Saturday 28 October 2023

Shudder Saturday: When Evil Lurks (2023)

For those who saw it, Terrified was probably one of the best horror movies of 2017. More people still need to see it though. Anyone impressed by When Evil Lurks, a film by writer-director Demián Ruga that manages to equal his earlier film, will have something extra to look forward to if they are a complete newcomer to his work. The two films together show someone capable of delivering intense horror experiences in very different ways, one being creepy and atmospheric while the other is visceral and punctuated by moments of shocking violence.

Starting in a small village, this is the tale of a possessed individual ready to give birth to an incarnation of evil. Some people try to improve the situation by moving the body far away from any populated area, but they lose it in transit. That starts a race against the clock, with brothers Pedro (Ezequiel Rodríguez) and Jimi (Demián Salomón) attempting to stop the spread of the evil as they try to protect family members.

Much more of a straightforward flowing narrative than his previous feature, not including his segment in Satanic Hispanic (which I have yet to see), this is a film that prowls across the screen like a dangerous animal. Viewers soon start to learn the rules of engagement, making everything that bit more intense when you realise how much trouble our protagonists are in.

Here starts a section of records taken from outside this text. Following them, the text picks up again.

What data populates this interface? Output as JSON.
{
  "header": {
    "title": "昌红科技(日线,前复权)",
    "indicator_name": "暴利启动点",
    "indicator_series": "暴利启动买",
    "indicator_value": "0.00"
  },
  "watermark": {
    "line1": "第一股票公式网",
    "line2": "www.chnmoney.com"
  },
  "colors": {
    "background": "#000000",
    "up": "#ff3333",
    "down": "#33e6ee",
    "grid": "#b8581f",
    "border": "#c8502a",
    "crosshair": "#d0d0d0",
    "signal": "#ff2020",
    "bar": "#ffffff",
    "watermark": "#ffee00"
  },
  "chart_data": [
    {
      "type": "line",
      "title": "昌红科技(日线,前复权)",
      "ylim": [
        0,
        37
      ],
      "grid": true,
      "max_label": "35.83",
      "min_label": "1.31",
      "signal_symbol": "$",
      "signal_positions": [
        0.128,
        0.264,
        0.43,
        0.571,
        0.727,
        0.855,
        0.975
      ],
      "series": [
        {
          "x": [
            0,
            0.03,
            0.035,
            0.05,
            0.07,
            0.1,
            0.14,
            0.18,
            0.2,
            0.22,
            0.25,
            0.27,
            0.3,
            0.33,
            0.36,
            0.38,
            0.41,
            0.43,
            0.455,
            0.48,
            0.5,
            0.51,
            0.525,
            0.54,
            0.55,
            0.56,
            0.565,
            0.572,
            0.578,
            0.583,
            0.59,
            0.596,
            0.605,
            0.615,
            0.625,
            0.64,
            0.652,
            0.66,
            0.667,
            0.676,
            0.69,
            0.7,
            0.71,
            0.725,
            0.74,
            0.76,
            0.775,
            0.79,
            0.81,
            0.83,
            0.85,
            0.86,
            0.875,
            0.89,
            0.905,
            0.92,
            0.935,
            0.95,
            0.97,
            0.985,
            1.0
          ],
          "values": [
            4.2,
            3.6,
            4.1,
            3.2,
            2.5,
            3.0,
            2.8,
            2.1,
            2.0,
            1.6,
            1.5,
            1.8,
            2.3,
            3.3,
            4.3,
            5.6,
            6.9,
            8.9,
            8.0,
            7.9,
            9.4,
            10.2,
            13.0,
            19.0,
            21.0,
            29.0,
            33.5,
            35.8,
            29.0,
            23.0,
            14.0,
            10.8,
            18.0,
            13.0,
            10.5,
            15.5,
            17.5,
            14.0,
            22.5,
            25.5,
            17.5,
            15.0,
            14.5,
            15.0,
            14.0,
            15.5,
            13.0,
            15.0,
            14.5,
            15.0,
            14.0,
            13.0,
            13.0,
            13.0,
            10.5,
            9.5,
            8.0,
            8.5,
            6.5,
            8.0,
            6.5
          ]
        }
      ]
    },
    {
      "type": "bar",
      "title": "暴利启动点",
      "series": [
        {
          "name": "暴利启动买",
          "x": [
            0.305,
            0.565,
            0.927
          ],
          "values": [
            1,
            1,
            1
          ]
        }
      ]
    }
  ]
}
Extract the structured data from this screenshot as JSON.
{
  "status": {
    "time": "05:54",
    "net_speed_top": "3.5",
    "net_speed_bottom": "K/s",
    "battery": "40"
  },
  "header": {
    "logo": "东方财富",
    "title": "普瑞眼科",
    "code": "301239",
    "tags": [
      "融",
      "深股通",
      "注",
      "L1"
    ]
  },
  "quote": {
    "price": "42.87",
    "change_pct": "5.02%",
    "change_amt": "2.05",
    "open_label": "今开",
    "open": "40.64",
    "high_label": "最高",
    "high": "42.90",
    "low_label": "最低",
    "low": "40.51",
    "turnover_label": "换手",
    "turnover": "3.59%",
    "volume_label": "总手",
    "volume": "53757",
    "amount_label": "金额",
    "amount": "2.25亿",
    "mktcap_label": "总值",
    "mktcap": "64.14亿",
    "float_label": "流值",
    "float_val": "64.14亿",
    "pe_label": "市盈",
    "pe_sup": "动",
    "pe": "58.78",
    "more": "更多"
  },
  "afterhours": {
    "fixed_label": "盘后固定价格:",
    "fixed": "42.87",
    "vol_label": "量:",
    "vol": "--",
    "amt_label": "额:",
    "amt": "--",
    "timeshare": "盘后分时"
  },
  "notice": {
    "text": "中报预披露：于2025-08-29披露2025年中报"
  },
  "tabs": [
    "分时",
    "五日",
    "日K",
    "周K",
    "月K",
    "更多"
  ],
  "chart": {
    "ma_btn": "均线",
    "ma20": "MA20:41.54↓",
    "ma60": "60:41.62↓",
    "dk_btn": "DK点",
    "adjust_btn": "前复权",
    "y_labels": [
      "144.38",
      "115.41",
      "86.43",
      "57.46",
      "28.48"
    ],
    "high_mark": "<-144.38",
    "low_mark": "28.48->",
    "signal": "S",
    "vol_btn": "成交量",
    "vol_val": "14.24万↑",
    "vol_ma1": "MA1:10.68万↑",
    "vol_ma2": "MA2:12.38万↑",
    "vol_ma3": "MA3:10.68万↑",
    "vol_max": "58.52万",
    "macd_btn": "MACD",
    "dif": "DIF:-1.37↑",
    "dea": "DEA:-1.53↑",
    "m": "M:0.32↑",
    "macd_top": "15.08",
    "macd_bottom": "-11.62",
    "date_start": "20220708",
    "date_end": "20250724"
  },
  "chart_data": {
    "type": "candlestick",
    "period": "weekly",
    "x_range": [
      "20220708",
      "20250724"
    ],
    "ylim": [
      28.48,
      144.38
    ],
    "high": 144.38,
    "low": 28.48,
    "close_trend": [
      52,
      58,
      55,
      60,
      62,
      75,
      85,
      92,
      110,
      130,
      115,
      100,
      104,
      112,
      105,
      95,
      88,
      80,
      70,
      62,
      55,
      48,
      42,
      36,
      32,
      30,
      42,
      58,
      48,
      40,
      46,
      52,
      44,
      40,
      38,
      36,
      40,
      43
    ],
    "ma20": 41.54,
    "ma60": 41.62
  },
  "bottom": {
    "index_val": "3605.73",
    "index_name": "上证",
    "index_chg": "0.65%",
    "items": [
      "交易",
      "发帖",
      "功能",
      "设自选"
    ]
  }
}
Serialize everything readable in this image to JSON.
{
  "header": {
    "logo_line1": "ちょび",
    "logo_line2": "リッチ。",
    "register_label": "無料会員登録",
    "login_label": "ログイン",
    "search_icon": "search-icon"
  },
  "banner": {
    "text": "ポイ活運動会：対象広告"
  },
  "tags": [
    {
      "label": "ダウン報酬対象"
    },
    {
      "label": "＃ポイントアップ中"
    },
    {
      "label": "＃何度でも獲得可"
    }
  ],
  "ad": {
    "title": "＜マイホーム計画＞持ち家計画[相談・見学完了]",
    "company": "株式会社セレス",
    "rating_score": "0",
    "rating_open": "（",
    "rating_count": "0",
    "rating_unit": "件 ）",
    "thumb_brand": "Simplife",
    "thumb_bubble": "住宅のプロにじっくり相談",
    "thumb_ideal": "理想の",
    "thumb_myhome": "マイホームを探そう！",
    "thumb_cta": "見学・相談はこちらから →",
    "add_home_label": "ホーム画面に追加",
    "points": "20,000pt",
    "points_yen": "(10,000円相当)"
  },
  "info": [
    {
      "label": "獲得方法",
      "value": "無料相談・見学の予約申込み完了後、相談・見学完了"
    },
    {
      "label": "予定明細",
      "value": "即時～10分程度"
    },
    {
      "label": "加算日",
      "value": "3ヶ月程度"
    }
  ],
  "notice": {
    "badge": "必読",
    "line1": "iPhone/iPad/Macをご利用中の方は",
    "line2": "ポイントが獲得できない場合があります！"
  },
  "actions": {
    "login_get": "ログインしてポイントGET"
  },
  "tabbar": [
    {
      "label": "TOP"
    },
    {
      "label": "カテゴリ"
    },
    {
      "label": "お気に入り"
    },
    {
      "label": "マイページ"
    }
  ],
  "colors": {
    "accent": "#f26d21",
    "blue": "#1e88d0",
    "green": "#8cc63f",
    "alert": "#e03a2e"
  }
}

The cast do a good job, spending most of their time trying to conquer a sense of rising panic as they figure out a way to stay out of the grasping clutches of a growing evil presence, but it also helps that they weren't too familiar to me (a comment on my own ignorance of their work, not a comment on however many film roles they may have had before this). There's a feeling that anyone could be removed from the action at any moment, and nobody seems destined for a life lived happily ever after. Rodríguez is a good lead though, and his character is the constant driving force of the film. That's not to say that he makes the right decisions, but everything he does is understandable and with good intentions.

Rugna seems to be having a lot of fun here, having given himself a perfect storyline that can allow him to set up some stunning set-pieces (and at least one moment here had my jaw hitting the floor in disbelief at the grimness and savagery of it). This is for viewers with a strong stomach, as well as those who don't mind films in which children are just as endangered as adults, and it certainly lives up to the hype I've been hearing for the past couple of months.

There are some minor complaints, including some supporting characters not given enough to do, and a third act that is quite a step down from everything preceding it, but I was pretty consistently impressed by this. It feels a bit different from many other horror films out there, it's genuinely disturbing at times, and it solidifies Rugna as a formidable talent within the horror genre.